Maize ( /ˈmeɪz/ mayz; Zea mays L, from Spanish: maíz after Taíno mahiz), known in many English-speaking countries as corn, is a grain domesticated by indigenous peoples in Mesoamerica in prehistoric times. The leafy stalk produces ears which contain seeds called kernels. Though technically a grain, maize kernels are used in cooking as a vegetable or starch. The Olmec and Mayans cultivated it in numerous varieties throughout Mesoamerica, cooked, ground or processed through nixtamalization. Beginning about 2500 BCE, the crop spread through much of the Americas.The region developed a trade network based on surplus and varieties of maize crops. After European contact with the Americas in the late 15th and early 16th centuries, explorers and traders carried maize back to Europe and introduced it to other countries. Maize spread to the rest of the world due to its ability to grow in diverse climates. Sugar-rich varieties called sweet corn are usually grown for human consumption, while field corn varieties are used for animal feed and as chemical feedstocks.

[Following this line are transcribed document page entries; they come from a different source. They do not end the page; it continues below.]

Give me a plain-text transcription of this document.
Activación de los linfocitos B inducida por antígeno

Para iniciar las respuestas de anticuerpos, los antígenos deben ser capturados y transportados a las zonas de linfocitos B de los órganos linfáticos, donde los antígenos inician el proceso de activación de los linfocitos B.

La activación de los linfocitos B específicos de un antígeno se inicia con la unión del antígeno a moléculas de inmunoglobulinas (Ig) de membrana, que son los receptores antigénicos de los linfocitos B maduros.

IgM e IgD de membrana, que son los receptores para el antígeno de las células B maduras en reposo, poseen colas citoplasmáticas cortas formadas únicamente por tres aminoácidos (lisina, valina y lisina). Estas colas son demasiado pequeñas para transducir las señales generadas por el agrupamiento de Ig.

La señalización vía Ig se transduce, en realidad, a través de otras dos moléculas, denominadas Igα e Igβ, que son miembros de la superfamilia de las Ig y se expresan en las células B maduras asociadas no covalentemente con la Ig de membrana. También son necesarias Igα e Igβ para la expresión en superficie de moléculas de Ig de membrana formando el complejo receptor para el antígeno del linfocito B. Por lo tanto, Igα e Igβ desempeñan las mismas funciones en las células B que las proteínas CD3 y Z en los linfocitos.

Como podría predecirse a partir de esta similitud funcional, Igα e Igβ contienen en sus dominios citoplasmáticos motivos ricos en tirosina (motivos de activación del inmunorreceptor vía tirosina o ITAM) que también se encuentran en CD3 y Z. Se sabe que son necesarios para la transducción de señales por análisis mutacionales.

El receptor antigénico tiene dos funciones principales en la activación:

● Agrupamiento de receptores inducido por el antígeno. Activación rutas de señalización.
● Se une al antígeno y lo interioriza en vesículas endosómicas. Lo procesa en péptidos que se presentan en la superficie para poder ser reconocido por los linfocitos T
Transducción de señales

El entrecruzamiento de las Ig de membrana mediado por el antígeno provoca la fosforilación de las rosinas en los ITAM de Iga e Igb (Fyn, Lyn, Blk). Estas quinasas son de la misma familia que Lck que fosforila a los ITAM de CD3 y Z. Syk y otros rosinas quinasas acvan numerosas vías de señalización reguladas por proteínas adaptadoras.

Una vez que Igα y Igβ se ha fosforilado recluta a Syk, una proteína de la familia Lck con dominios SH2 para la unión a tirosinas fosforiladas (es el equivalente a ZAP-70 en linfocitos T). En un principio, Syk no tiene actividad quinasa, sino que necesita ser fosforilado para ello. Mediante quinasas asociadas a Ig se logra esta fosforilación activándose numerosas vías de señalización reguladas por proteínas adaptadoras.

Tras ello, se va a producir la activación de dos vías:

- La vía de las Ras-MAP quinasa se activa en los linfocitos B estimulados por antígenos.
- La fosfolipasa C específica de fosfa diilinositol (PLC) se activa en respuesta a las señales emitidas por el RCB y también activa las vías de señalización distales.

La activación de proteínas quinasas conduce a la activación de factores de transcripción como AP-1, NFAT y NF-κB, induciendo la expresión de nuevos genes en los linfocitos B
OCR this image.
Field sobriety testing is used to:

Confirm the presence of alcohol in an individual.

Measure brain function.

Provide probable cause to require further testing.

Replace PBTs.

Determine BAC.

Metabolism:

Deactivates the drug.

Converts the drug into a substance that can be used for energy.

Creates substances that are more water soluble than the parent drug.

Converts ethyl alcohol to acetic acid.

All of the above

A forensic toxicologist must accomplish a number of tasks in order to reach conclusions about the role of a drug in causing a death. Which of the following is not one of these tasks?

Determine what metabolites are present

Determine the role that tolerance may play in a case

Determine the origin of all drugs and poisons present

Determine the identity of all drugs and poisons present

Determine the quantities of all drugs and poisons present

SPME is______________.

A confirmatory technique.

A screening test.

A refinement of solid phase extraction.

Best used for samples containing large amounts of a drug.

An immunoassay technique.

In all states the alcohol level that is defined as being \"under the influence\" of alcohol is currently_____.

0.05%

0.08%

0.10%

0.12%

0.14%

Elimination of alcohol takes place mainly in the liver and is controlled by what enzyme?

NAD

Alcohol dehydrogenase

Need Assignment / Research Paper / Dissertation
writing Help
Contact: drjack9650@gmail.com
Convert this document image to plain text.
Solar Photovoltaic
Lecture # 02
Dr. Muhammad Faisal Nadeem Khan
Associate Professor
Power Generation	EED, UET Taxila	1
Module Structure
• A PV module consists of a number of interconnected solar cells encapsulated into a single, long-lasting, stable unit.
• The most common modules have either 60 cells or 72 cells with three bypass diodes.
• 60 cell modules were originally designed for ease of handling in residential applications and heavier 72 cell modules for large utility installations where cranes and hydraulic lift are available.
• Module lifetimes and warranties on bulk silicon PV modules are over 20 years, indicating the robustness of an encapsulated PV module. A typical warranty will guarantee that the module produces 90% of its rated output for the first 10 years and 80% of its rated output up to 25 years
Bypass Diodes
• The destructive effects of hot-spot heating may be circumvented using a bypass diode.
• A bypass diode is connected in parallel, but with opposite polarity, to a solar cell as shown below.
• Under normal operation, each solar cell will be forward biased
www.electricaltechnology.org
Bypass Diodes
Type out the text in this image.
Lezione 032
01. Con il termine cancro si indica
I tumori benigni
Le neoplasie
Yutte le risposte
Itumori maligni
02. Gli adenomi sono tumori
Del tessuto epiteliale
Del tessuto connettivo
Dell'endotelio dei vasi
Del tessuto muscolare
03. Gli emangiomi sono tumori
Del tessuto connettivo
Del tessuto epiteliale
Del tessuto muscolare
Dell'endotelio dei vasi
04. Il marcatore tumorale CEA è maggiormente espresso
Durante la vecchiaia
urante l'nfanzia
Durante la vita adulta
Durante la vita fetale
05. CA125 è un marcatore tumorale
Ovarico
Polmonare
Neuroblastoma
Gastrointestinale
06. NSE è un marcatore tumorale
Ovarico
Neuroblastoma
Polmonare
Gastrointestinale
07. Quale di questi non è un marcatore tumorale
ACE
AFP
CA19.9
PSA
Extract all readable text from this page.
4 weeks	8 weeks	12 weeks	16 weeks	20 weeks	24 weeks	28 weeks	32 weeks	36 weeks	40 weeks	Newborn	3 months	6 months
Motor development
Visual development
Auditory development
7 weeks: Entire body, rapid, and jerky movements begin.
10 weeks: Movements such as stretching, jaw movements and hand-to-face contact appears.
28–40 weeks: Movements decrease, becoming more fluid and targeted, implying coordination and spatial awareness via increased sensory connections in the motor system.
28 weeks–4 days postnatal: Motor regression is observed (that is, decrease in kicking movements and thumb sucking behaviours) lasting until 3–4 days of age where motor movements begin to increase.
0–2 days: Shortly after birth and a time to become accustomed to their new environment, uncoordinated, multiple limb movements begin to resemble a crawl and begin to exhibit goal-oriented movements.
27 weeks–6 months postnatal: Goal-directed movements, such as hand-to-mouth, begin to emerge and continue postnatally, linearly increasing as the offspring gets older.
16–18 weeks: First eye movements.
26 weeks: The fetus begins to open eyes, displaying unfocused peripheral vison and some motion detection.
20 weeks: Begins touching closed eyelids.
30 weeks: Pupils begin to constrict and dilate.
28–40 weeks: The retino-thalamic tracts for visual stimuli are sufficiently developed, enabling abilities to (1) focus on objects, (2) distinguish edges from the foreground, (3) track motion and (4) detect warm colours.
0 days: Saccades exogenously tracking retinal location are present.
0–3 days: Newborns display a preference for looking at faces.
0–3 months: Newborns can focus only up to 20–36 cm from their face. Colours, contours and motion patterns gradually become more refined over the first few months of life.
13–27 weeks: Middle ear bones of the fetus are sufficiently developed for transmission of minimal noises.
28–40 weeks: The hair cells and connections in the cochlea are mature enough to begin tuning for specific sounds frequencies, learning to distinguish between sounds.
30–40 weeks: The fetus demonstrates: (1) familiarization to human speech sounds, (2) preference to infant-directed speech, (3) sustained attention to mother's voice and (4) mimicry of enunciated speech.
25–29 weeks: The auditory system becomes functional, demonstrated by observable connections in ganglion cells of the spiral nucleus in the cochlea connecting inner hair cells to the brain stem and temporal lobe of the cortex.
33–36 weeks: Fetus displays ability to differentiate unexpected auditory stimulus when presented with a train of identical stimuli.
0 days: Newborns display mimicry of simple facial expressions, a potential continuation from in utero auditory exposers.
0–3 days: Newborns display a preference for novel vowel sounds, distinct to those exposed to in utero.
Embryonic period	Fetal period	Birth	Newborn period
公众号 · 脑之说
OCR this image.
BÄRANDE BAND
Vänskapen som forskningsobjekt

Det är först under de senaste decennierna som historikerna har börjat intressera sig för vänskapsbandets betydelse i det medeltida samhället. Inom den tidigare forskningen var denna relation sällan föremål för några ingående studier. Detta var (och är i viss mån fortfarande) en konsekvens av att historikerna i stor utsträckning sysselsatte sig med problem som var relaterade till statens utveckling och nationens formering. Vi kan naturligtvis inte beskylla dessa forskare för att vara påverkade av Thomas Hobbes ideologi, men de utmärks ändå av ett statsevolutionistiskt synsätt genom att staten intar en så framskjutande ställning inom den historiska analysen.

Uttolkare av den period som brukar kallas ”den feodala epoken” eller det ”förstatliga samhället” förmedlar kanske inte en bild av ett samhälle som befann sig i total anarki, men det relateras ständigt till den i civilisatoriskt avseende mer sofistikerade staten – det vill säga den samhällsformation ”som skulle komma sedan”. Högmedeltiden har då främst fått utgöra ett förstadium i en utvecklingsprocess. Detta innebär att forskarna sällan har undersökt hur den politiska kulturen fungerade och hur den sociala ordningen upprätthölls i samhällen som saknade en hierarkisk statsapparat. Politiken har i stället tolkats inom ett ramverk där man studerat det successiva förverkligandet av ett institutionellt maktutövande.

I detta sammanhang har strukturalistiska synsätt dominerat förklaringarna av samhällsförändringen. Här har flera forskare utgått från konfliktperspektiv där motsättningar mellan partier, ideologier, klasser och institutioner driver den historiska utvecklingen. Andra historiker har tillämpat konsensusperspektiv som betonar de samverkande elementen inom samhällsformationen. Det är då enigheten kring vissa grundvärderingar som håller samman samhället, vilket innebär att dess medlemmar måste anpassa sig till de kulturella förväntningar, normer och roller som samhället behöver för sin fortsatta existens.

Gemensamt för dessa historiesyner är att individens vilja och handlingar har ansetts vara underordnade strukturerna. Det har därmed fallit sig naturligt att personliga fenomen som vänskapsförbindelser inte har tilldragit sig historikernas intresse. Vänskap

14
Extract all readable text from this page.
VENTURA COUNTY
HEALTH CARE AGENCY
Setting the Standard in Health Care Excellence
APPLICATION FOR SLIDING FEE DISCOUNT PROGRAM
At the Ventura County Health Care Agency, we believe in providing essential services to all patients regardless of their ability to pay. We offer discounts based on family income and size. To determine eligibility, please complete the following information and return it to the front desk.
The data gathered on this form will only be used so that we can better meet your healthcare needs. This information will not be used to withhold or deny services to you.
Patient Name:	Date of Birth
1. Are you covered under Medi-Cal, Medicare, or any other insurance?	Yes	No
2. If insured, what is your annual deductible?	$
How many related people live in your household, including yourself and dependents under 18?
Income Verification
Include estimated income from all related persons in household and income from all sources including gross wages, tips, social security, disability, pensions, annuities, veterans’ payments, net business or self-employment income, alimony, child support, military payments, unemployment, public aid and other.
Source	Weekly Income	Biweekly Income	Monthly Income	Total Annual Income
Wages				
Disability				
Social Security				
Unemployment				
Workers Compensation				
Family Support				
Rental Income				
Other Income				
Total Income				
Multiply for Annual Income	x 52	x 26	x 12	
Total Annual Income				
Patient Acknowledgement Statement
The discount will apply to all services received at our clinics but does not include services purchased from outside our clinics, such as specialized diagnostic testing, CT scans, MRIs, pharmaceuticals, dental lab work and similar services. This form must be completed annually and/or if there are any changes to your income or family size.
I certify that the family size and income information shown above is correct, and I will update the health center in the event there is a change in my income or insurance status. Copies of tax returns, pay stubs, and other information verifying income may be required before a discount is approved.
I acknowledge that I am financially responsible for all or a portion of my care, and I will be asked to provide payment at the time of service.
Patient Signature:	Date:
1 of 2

Maize is the most widely grown grain crop in the Americas, with 332 million metric tons grown annually in the United States alone. Approximately 40% of the crop — 130 million tons — is used for corn ethanol. Transgenic maize (genetically modified corn) made up 85% of the maize planted in the United States in 2009.While some natural strains of maize can grow 12 metres (39 ft) tall, most commercially grown maize has been bred for a standardized height of 2.5 metres (8.2 ft). Sweet corn is usually shorter than field corn varieties.
Genetics
Many forms of maize are used for food, sometimes classified as various subspecies related to the amount of starch each has:
Flour corn — Zea mays var. amylacea
Popcorn — Zea mays var. everta
Dent corn  — Zea mays var. indentata
Flint corn — Zea mays var. indurata
Sweet corn — Zea mays var. saccharata and Zea mays var. rugosa
Waxy corn — Zea mays var. ceratina
Amylomaize — Zea mays
Pod corn — Zea mays var. tunicata Larrañaga ex A. St. Hil.
Striped maize — Zea mays var. japonica
This system has been replaced (though not entirely displaced) over the last 60 years by multivariable classifications based on ever more data. Agronomic data were supplemented by botanical traits for a robust initial classification, then genetic, cytological, protein and DNA evidence was added. Now, the categories are forms (little used), races, racial complexes, and recently branches.
Maize has 10 chromosomes (n=10). The combined length of the chromosomes is 1500 cM. Some of the maize chromosomes have what are known as "chromosomal knobs": highly repetitive heterochromatic domains that stain darkly. Individual knobs are polymorphic among strains of both maize and teosinte.
Barbara McClintock used these knob markers to validate her transposon theory of "jumping genes", for which she won the 1983 Nobel Prize in Physiology or Medicine. Maize is still an important model organism for genetics and developmental biology today.